Dari luar, Gereja Anglikan memang terlihat kaku dan dingin. Namun, begitu menjejakkan kaki ke pekarangannya, saya menemukan halaman dengan pepohonan yang menyejukkan. Bunga-bunga bermekaran. Buah-buah tumbuh subur. Pagar dan pepohonan seakan membentengi gereja dari riuhnya Jakarta. Bahkan, memisahkan masa silam dan masa kini.

Saya berencana menjumpai Pendeta Agustinus Titi, imam Indonesia pertama yang ditahbiskan di gereja ini. “Maaf ya, harus menunggu,” kata Agustinus. “Saya kurang paham komputer. Karena sekarang era teknologi, saya harus minta bantuan anak muda untuk mengurus tampilan doa di layar lebar.”

Awalnya, Gereja Anglikan sungguh bersahaja, pondokan kayu yang dibangun oleh J. Slater, seorang misionaris Baptis, pada 1821. Slater membeli tanah beserta sebuah rumah bambu dengan harga delapan ratus dolar Spanyol. Setelah rumah itu dibakar bersama banyak buku Injil dalam bahasa Tionghoa, Slater meninggalkan Batavia.

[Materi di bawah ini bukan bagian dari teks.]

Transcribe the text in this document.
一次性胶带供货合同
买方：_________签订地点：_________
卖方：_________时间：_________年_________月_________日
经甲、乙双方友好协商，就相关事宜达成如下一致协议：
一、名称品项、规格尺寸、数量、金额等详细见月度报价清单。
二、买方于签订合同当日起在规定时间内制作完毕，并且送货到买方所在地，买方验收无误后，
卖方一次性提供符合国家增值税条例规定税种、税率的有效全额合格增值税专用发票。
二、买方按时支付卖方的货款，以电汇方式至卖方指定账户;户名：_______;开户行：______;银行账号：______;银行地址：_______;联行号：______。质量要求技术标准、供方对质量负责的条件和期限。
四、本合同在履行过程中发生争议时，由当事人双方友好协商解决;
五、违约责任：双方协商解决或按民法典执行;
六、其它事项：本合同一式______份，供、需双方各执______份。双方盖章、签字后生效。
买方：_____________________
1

Anak-anak bermain di pekarangan depan Gereja Inggris All Saints, yang didirikan oleh W.H. Medhurst ini awalnya memiliki corak kapel gaya tropis-eropa. Dia mendirikan asrama pertama di Batavia bagi penyandang difabel (Rahmad Azhar Hutomo/National Geographic Indonesia)

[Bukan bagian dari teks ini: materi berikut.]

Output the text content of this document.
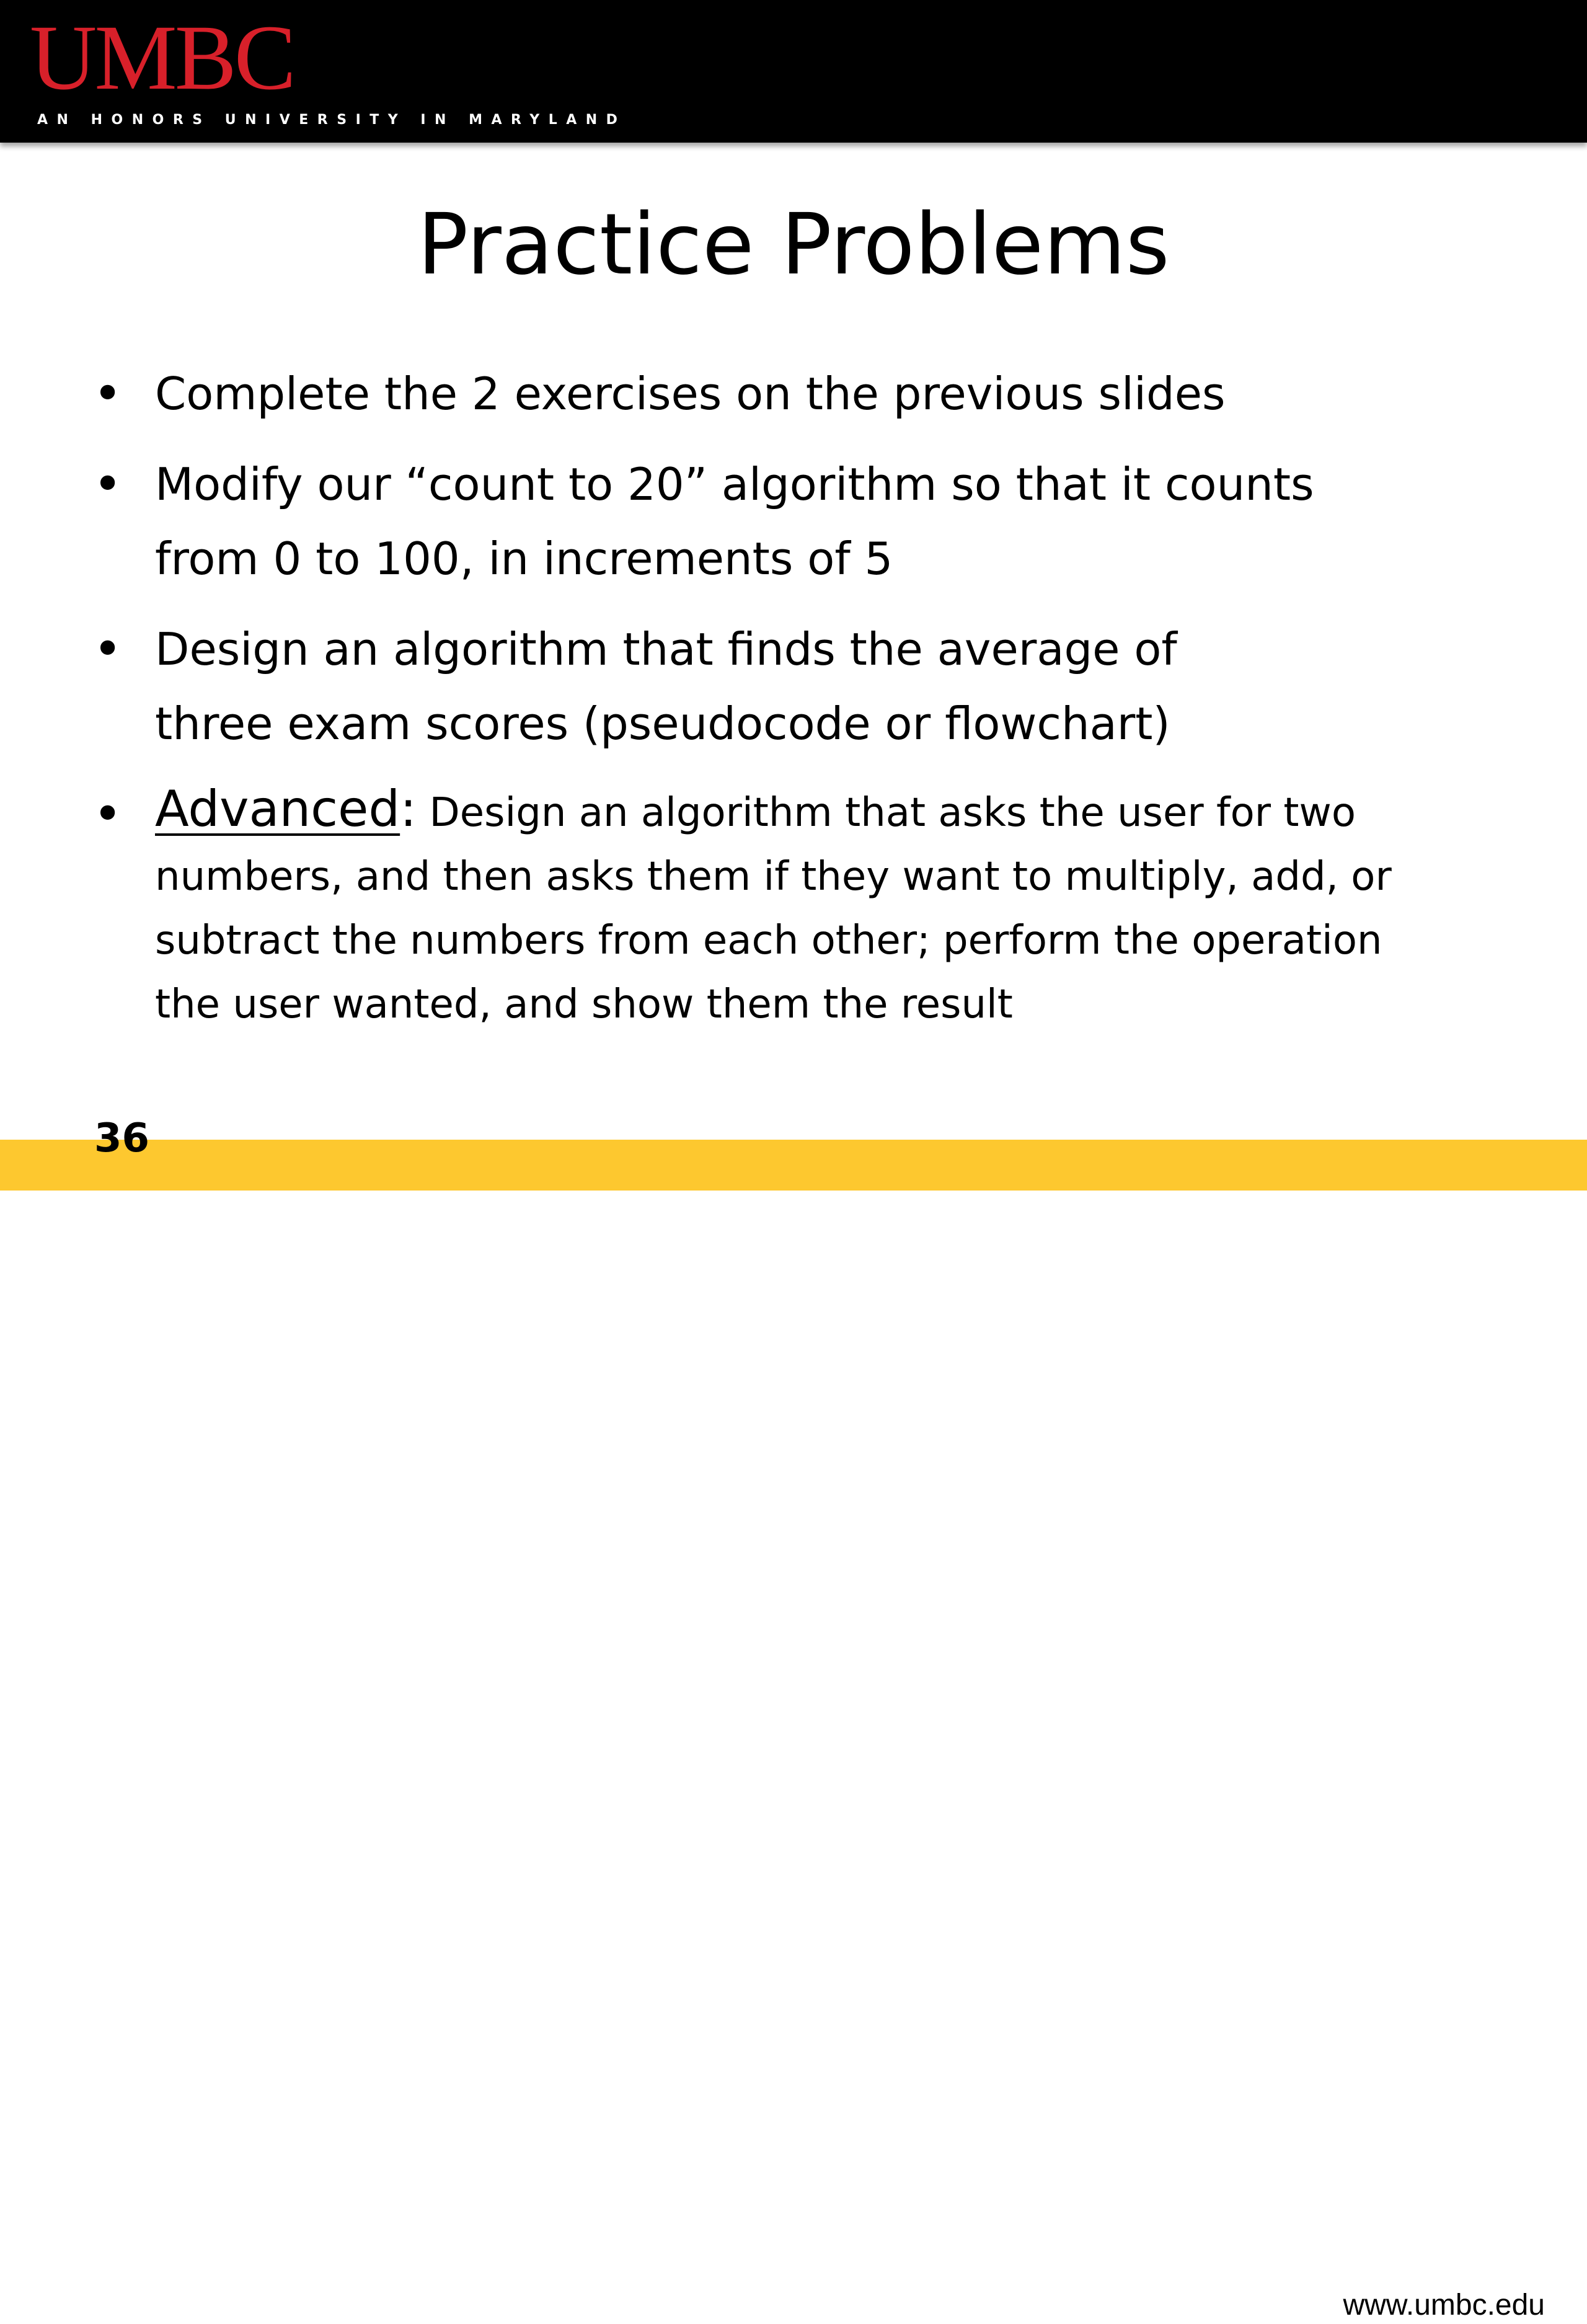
UMBC
AN HONORS UNIVERSITY IN MARYLAND
Practice Problems
• Complete the 2 exercises on the previous slides
• Modify our “count to 20” algorithm so that it counts
from 0 to 100, in increments of 5
• Design an algorithm that finds the average of
three exam scores (pseudocode or flowchart)
• Advanced: Design an algorithm that asks the user for two
numbers, and then asks them if they want to multiply, add, or
subtract the numbers from each other; perform the operation
the user wanted, and show them the result
www.umbc.edu
36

Pada 1822, misionaris Inggris, Walter Henry Medhurst (1776-1857) diutus London Missionary Society ke Batavia untuk meneruskan rintisan Slater. Dia mulai mengadakan ibadat dalam bahasa Inggris, juga mendirikan sekolah dan asrama pertama untuk kaum difabel di Batavia. Pada 1829, Medhurst membangun Gereja Anglikan dan kediaman pendeta.

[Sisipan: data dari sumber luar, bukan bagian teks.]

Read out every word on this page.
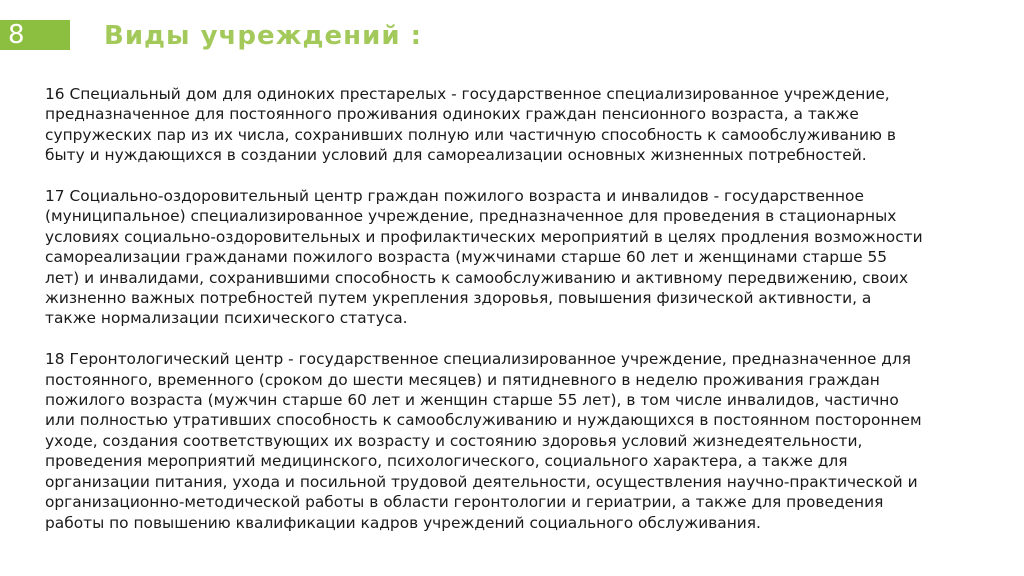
8	Виды учреждений :

16 Специальный дом для одиноких престарелых - государственное специализированное учреждение,
предназначенное для постоянного проживания одиноких граждан пенсионного возраста, а также
супружеских пар из их числа, сохранивших полную или частичную способность к самообслуживанию в
быту и нуждающихся в создании условий для самореализации основных жизненных потребностей.

17 Социально-оздоровительный центр граждан пожилого возраста и инвалидов - государственное
(муниципальное) специализированное учреждение, предназначенное для проведения в стационарных
условиях социально-оздоровительных и профилактических мероприятий в целях продления возможности
самореализации гражданами пожилого возраста (мужчинами старше 60 лет и женщинами старше 55
лет) и инвалидами, сохранившими способность к самообслуживанию и активному передвижению, своих
жизненно важных потребностей путем укрепления здоровья, повышения физической активности, а
также нормализации психического статуса.

18 Геронтологический центр - государственное специализированное учреждение, предназначенное для
постоянного, временного (сроком до шести месяцев) и пятидневного в неделю проживания граждан
пожилого возраста (мужчин старше 60 лет и женщин старше 55 лет), в том числе инвалидов, частично
или полностью утративших способность к самообслуживанию и нуждающихся в постоянном постороннем
уходе, создания соответствующих их возрасту и состоянию здоровья условий жизнедеятельности,
проведения мероприятий медицинского, психологического, социального характера, а также для
организации питания, ухода и посильной трудовой деятельности, осуществления научно-практической и
организационно-методической работы в области геронтологии и гериатрии, а также для проведения
работы по повышению квалификации кадров учреждений социального обслуживания.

Pada mulanya, gereja ini tidak memiliki tembok luar, hanya tiang-tiang batu bata yang diplester. Gereja itu memiliki selasar di bagian kiri dan kanannya yang dikelilingi kerai bambu. Namun, sekarang, sebagian bentuk gereja sudah berubah. Di antara tiang luar gereja, misalnya, dibangun tembok putih dengan jendela-jendela kaca berukuran besar. Agar tidak panas, gereja dilengkapi kipas angin dan penyejuk udara.

Umat beribadah di dalam Gereja Inggris All Saints, Jakarta. Gereja ini menggunakan bahasa Inggris sebagai bahasa pengantarnya (Rahmad Azhar Hutomo/National Geographic Indonesia)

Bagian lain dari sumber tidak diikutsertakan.